Cooperation with other groups can be envisaged as follows. Input. NICI is interested in sharing image representation and feature schemes with Maastricht and Delft. Output. The outline-based software may be interesting to the hypermedia group (Amsterdam), as it constitutes a specialized mode of Presentation/Navigation. Input/Output. Cooperation with Leiden will yield a standardized approach for semantic object representation. The outline-based user interface allows for new query modes in generating text by pointing to image components in sequence. Furthermore, the outline drawing method is generic such that the video-desk based interface developed at IPO may serve as one of the input modes.

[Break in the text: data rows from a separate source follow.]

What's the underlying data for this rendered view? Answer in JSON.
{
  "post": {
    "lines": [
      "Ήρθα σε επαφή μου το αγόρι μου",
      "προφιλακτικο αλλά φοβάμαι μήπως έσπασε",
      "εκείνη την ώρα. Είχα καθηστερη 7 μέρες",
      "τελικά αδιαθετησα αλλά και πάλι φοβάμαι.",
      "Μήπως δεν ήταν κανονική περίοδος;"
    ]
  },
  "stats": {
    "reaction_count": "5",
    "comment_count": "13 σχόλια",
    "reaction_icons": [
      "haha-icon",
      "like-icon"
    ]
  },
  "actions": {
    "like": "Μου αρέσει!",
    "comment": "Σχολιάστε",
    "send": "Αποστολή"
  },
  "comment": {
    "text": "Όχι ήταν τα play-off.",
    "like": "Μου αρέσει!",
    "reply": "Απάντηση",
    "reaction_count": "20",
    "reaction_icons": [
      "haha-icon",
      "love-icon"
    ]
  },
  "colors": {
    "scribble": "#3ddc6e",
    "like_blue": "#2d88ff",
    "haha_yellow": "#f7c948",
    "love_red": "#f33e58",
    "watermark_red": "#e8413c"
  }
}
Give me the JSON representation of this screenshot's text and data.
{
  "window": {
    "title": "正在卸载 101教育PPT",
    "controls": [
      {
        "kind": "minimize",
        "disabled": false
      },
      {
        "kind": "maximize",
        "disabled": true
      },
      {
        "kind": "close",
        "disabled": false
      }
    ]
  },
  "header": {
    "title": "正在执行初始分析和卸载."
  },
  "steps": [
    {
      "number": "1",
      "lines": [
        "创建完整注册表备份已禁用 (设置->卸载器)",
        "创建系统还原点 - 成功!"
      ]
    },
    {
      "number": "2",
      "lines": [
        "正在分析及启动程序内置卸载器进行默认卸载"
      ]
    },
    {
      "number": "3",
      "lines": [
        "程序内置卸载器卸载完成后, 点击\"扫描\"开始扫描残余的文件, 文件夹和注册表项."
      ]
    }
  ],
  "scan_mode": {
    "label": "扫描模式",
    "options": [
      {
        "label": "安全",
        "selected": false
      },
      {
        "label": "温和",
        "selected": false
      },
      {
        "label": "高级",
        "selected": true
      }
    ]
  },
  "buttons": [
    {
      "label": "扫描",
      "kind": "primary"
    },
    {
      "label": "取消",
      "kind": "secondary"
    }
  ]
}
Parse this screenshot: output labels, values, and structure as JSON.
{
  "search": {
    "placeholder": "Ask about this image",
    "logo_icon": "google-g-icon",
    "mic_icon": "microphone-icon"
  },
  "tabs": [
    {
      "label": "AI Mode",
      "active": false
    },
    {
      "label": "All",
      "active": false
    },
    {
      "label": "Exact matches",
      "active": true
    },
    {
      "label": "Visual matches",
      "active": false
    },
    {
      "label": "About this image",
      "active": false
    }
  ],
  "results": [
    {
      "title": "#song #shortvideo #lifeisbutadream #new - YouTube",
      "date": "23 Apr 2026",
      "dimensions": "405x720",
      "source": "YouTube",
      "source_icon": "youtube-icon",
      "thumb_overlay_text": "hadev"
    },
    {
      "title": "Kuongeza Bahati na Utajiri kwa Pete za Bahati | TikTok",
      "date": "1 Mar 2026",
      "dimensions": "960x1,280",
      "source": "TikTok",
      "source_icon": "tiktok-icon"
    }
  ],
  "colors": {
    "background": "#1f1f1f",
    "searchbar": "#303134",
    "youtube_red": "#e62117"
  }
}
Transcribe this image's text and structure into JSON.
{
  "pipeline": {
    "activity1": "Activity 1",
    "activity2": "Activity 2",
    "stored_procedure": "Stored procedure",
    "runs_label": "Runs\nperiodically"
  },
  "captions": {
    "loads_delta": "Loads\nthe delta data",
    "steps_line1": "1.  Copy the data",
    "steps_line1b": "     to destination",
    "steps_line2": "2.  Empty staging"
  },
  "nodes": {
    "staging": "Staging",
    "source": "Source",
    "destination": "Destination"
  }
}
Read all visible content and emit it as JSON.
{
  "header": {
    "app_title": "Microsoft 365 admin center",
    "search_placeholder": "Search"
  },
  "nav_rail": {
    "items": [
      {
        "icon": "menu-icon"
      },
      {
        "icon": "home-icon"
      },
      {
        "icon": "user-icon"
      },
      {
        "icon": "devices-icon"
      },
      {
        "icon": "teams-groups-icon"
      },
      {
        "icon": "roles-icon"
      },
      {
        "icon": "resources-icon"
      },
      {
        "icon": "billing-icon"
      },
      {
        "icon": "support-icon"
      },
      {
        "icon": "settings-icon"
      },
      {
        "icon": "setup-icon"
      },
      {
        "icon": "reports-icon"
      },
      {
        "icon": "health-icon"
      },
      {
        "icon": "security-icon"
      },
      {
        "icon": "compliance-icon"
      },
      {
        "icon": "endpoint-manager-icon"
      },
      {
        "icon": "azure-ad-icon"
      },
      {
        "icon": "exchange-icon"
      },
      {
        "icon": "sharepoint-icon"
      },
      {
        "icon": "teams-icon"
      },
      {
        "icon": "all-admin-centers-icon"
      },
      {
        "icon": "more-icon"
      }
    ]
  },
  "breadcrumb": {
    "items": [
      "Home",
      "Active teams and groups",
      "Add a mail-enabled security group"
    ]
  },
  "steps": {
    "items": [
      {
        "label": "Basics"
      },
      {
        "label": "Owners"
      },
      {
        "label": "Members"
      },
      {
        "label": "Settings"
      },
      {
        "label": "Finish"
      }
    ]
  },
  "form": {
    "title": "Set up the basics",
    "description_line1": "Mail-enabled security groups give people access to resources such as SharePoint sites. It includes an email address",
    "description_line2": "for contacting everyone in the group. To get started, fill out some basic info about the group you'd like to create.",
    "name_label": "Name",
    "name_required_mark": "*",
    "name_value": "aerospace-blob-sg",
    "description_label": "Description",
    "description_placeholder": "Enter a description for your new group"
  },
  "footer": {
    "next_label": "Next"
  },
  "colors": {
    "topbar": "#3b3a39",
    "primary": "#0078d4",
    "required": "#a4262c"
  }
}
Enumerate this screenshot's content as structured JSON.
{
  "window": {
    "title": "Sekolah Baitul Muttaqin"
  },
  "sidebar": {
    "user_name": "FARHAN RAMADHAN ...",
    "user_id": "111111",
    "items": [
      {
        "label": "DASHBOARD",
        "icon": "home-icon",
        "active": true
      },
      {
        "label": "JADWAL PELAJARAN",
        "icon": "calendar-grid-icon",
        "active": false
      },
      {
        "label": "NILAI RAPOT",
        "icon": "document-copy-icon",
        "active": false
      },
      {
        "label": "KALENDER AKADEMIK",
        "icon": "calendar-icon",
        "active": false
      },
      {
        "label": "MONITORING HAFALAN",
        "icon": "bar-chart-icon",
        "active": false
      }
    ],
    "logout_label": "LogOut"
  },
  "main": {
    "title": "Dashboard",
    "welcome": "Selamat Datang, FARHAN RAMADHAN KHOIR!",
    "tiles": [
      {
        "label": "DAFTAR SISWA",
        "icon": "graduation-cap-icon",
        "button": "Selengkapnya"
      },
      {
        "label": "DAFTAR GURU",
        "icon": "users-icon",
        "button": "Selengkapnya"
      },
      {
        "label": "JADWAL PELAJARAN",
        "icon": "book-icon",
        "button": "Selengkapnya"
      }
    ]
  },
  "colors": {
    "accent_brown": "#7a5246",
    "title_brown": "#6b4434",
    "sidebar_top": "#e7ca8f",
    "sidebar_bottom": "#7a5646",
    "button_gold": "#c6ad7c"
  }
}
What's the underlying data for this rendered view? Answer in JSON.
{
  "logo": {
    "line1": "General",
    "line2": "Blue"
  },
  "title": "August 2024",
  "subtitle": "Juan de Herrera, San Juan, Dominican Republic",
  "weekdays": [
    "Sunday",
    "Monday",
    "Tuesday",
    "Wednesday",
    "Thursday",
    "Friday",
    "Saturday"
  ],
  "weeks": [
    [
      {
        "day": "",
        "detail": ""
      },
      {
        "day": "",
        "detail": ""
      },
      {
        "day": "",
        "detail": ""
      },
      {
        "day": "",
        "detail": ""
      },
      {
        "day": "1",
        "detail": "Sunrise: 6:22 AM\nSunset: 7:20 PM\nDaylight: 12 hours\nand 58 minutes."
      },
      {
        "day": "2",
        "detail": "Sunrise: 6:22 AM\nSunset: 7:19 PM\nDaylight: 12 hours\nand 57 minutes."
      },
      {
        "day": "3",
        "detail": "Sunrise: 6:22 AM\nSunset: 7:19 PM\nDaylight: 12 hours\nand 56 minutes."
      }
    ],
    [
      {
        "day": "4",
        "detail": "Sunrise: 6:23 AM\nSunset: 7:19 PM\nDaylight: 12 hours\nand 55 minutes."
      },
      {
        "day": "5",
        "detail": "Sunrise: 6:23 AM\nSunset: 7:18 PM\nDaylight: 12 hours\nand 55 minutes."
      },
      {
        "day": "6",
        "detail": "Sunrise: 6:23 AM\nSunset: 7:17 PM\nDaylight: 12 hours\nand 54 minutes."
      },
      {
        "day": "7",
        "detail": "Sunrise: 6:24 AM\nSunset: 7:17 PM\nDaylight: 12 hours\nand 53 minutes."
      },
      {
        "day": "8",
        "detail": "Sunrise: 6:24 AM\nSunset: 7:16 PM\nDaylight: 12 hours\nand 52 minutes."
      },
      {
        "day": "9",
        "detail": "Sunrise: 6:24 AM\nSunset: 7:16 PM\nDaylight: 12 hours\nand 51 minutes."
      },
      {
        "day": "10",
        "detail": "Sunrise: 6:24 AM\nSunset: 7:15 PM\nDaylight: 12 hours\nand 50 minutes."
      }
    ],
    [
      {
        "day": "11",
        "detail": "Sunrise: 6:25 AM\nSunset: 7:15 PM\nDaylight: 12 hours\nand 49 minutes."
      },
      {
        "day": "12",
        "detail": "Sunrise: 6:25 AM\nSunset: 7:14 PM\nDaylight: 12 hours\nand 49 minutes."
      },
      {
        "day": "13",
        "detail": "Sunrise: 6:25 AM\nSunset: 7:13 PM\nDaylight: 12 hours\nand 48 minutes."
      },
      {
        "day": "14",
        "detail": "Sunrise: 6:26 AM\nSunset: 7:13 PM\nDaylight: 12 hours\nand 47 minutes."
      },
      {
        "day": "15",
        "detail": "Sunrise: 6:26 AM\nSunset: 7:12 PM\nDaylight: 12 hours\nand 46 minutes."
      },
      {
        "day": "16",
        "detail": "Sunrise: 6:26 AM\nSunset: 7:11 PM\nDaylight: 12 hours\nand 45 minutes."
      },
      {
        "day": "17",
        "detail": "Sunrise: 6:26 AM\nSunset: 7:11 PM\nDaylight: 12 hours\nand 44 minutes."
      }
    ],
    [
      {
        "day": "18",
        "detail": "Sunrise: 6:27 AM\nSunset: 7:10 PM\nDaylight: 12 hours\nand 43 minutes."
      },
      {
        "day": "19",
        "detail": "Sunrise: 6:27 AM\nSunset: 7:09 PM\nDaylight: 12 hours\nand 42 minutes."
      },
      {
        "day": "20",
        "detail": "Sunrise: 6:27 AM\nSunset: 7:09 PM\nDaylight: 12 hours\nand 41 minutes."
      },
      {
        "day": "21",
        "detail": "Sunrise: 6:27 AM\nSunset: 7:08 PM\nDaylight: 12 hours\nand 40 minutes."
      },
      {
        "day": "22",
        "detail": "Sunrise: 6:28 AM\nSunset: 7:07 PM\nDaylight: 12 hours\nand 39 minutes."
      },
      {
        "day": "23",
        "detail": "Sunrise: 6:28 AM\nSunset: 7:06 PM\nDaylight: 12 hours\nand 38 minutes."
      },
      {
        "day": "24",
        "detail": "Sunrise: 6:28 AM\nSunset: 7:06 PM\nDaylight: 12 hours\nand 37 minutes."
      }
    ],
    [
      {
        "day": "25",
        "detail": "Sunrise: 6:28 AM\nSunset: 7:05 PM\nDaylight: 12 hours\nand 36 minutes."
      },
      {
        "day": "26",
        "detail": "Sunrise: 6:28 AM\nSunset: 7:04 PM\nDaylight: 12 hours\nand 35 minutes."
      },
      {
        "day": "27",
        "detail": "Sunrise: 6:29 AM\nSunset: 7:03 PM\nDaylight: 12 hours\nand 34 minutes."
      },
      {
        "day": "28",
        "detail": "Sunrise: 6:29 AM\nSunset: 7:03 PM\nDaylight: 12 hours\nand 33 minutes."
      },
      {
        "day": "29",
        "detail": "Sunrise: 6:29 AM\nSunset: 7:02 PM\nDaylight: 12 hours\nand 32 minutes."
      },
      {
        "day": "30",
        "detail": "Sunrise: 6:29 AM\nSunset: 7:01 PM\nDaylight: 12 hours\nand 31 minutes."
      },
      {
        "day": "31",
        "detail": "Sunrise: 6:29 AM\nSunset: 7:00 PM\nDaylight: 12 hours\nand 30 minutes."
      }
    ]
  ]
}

| Month | Activity | Output |
| 1-3 | basic system architecture | web site for annotation |
| 4-6 | pilot experiments with subjects | technical report |
| 7-9 | development of 1st generation matcher | preliminary S/W version |
| 10-12 | dev. of outline-to-edge matcher | final test bed software |
| Person | Task | fte | months |
| Dr. L.R.B. Schomaker | supervision patrec. | 0.2 | 12 |
| Dr. Ir. E. Hoenkamp | supervision semantics | 0.2 | 12 |
| Dr. L. Vuurpijl | postdoc, system architecture | 1.0 | 12 |
| Dr. F. Wang | pattern recognition | 1.0 | 12 |
| Dhr. E. Heyne | system support | 0.1 | 12 |
The computing infrastructure consists of a Sun Ultra SPARC II, a HP-UX 700 workstation, and a number of Pentium systems (133-400 MHz) running Linux. For the fast image matching, a dedicated 'number cruncher' will have to be purchased in the form of a bare bones Pentium 800+ MHz or G4 computing server running Linux. There is a permanent web site for ToKeN2000. .